Breaking the Runner-Up Curse

Lily Zhang broke the Runner Up curse by winning WTT Feeder Manchester in 2024!

In the span of a year and a half, I found myself in 4 separate WTT Feeder Singles Finals – Westchester, Fort Lauderdale, Biella, and Corpus Christi, only to let the championship title slip through my fingers at the very end. I’m not exactly complaining. These are still great international results, and it took a lot of effort and solid playing to even get to that point. But with each passing final, my mind wavered with increasing doubt. Could I ever break the so-called “runner-up curse?” Or would I forever be relegated to the sideline of the award ceremony, watching through longing eyes as the winner hoisted the championship trophy?

So, when I found myself in the exact same position, this time at WTT Feeder Manchester, I could feel the uncertainty once again begin creeping steadily in my mind. This was yet another fantastic opportunity to win my first ever World Table Tennis Title. I faced Natalia Bajor of Poland in the finals. It felt reminiscent of my final in Biella, where I had encountered Maria Xiao of Spain. They were both opponents that I had never lost to in the past; both used inverted rubber and possessed an attacking playing style I felt relatively comfortable and confident against. Still, I had lost to Maria in 1-3 in the finals just 2 months prior and now seriously questioned if history would repeat itself and I would end as runner-up once again.

The Finals match started poorly for me. I lost the first game without even fully processing what had happened as I walked back to the coach’s bench. The second game showed a bit more promise, with many more back and forth exchanges and entertaining rallies between us. Yet, I still found myself at an 8:10 disadvantage again, just one point away from trailing 0-2 in games. I remember that it was difficult to focus on the ball, my heart racing a million miles an hour, and my thoughts scrambled into questions of “what-ifs.” What if I lost again? What would people think of me? What if this was my last chance to ever win a title in my table tennis career?

Before the tournament, I had reached out to a previous coach of mine for many years, Massimo Constantini. He had coached me through a crucial time of my table tennis development, and most notably, lifted me through countless mentally tough times. I knew he would understand the current struggles I was going through. I called him and we talked for a while the night before the tournament began. From our conversation, I took away one key theme that would stick in my mind through every single round. “Stay in the present, just take it point by point. Ball by ball.” Though tempting, there was no use in conjuring up a million different scenarios and outcomes in my mind – I couldn’t control those. The only thing I could control was to focus on the very next point and do what I needed to do.

Adding to Massimo’s support, I also had my current coach, Qian Qianli finally traveling with me.
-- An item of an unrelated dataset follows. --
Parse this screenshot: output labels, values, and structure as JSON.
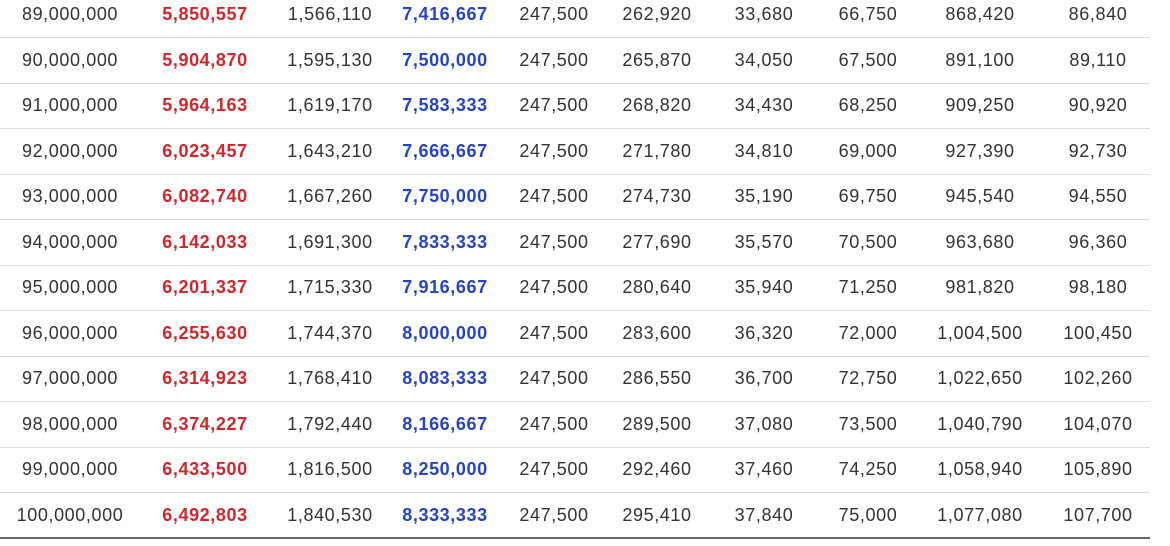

Sitting on my side of the coach’s bench, he offered sound strategic advice, and provided strength and motivation with every single passing point.

With both of their words of encouragement echoing in my ears, I knew I just had to go for it and play aggressively, win or lose. So, on her serve at 8:10, when I might’ve normally pushed, I instead stepped in to banana flip both times, changing up the placement and hitting powerful shots down the line to tie it up to 10:10. We went back and forth several times, with her gaining three more game points, but on my first game point at 14:13, I was able to convert and take the game, leveling it to 1-1.
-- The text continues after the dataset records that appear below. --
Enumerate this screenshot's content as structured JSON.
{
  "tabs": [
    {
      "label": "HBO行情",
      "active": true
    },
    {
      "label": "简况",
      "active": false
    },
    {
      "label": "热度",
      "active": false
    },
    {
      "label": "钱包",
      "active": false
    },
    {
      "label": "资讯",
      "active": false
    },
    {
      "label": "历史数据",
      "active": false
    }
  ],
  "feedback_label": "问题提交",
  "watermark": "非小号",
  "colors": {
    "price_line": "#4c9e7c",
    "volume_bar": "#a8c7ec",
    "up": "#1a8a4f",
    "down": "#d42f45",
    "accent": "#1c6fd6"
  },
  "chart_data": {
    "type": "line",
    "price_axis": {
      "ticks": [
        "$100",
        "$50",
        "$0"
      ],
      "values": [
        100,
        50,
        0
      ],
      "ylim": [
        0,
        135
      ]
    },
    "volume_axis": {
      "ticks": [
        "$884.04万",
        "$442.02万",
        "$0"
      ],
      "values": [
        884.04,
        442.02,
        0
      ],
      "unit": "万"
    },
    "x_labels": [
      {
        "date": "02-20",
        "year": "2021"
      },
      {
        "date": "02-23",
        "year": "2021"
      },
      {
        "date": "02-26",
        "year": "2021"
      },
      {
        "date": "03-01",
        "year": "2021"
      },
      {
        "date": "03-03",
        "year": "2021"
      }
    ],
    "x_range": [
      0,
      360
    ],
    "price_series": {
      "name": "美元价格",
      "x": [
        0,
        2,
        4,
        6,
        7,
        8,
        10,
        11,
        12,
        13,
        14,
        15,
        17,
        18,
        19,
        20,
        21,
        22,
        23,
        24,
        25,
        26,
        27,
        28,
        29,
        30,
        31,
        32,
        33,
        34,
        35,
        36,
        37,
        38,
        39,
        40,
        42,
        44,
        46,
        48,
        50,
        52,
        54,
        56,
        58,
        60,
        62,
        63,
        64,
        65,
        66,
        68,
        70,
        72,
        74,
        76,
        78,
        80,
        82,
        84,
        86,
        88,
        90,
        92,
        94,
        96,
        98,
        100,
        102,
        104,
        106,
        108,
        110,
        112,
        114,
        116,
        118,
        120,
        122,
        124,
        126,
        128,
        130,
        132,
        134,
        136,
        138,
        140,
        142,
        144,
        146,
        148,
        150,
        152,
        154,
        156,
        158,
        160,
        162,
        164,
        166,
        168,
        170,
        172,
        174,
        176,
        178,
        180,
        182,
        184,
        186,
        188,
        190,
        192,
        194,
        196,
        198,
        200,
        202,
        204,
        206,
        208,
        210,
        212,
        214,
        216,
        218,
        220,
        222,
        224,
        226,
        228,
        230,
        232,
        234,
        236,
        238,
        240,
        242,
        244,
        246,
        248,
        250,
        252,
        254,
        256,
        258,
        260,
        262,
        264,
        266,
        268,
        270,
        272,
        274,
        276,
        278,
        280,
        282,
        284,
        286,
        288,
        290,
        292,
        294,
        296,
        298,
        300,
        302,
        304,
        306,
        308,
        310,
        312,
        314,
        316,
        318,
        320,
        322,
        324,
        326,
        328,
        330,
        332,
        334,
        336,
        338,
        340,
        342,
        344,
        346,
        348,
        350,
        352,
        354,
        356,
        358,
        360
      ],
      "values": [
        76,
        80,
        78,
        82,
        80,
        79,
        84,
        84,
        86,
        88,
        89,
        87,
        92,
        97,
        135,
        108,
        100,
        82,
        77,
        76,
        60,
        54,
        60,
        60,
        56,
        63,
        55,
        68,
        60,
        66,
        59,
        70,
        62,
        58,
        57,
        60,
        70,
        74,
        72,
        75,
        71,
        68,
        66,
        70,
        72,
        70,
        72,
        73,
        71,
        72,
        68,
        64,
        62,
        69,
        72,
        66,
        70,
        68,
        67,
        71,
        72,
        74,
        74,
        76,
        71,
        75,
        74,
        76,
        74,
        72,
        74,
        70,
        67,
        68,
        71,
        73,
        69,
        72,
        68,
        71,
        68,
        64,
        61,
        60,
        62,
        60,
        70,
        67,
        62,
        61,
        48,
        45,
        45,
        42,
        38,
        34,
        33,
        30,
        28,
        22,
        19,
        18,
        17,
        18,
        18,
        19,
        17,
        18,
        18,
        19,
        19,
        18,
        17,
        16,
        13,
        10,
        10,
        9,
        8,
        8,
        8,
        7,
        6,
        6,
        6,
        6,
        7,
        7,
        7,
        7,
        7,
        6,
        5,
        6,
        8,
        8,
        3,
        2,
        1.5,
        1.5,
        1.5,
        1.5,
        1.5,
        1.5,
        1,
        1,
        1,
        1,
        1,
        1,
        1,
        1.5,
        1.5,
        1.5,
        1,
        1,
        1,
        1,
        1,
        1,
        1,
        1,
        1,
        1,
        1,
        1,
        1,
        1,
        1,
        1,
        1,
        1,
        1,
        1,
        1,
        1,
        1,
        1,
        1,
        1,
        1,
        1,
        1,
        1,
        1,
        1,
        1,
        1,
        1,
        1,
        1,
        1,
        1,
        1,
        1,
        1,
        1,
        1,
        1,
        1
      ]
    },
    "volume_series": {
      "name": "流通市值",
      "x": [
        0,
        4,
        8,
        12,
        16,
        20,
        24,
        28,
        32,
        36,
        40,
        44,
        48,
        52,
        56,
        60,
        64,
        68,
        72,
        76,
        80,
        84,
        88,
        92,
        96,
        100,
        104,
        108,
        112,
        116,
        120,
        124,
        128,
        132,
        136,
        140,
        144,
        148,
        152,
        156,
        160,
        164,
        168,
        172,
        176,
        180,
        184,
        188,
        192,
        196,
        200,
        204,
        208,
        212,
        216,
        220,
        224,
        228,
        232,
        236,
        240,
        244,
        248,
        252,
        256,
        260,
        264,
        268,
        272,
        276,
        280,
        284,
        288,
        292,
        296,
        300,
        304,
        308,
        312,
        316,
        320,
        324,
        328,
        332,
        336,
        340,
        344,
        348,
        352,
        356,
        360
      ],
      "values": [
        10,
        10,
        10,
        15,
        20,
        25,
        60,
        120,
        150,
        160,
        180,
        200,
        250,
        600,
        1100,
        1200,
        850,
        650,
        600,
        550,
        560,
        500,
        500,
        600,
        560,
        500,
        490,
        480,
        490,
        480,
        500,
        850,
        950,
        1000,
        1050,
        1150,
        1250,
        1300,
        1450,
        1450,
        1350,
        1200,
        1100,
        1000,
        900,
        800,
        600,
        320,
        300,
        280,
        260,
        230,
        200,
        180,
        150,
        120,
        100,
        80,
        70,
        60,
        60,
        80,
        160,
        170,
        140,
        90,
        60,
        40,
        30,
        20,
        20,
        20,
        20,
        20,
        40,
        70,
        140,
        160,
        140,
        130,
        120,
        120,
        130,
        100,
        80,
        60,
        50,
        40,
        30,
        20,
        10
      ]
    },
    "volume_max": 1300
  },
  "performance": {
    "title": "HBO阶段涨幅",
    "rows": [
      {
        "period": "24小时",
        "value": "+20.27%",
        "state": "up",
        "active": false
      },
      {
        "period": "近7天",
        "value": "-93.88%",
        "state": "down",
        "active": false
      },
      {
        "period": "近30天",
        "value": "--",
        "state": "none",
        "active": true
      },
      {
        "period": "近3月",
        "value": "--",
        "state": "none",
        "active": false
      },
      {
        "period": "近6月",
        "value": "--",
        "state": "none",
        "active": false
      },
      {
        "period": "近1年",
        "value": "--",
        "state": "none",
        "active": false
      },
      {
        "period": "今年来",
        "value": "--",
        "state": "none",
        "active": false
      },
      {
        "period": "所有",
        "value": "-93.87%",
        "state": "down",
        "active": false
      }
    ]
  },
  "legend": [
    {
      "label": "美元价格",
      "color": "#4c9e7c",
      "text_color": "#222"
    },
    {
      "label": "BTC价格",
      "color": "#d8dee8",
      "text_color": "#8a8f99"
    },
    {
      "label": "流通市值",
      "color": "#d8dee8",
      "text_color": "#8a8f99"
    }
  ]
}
Winning the second game changed the momentum of entire match. I rode the wave to win the third easily, and then in the fourth game, I suddenly found myself on the flip side, leading 10:8 myself. Game and match point. She served, and I stepped in to flip to her backhand. She returned it with high quality, and I missed the next shot, a little too eager to finish the point quickly. 10:9. She changed her serve to a forehand pendulum and I knew I had to continue playing aggressively. I flipped again, but changed the placement up to her middle/forehand. She returned it softly back to my backhand and I played it back to her middle, but this time with a lucky break on the top of the net. She hit long trying to recover, and then that was it. 11:9 for me.

I apologized instinctively, but at that very moment, a tremendous sense of relief washed over my entire body. It felt like I could breathe again. I did it. I had finally broken the curse.

Reflecting on all of it now, I wouldn’t have changed a thing. Yes, losing all those finals felt heartbreaking and instigated that sort of insidious doubt to seep in, but I also learned so much from the experience. I’ve reaffirmed and even strengthened my grit, my ability to keep fighting, persisting, clawing, no matter the doubt from myself and others. On top of it all, I learned to continue to reach out for help when I really needed it. Even all this time later, I still really struggle with keeping things to myself and feeling like I need to do it all alone. But for me, this only creates a cycle of isolation that eventually spirals.

Now, I know I can always lean on my people, my community, and trust that they will be there to catch me. Having that support can be the difference between being runner-up and being Champion.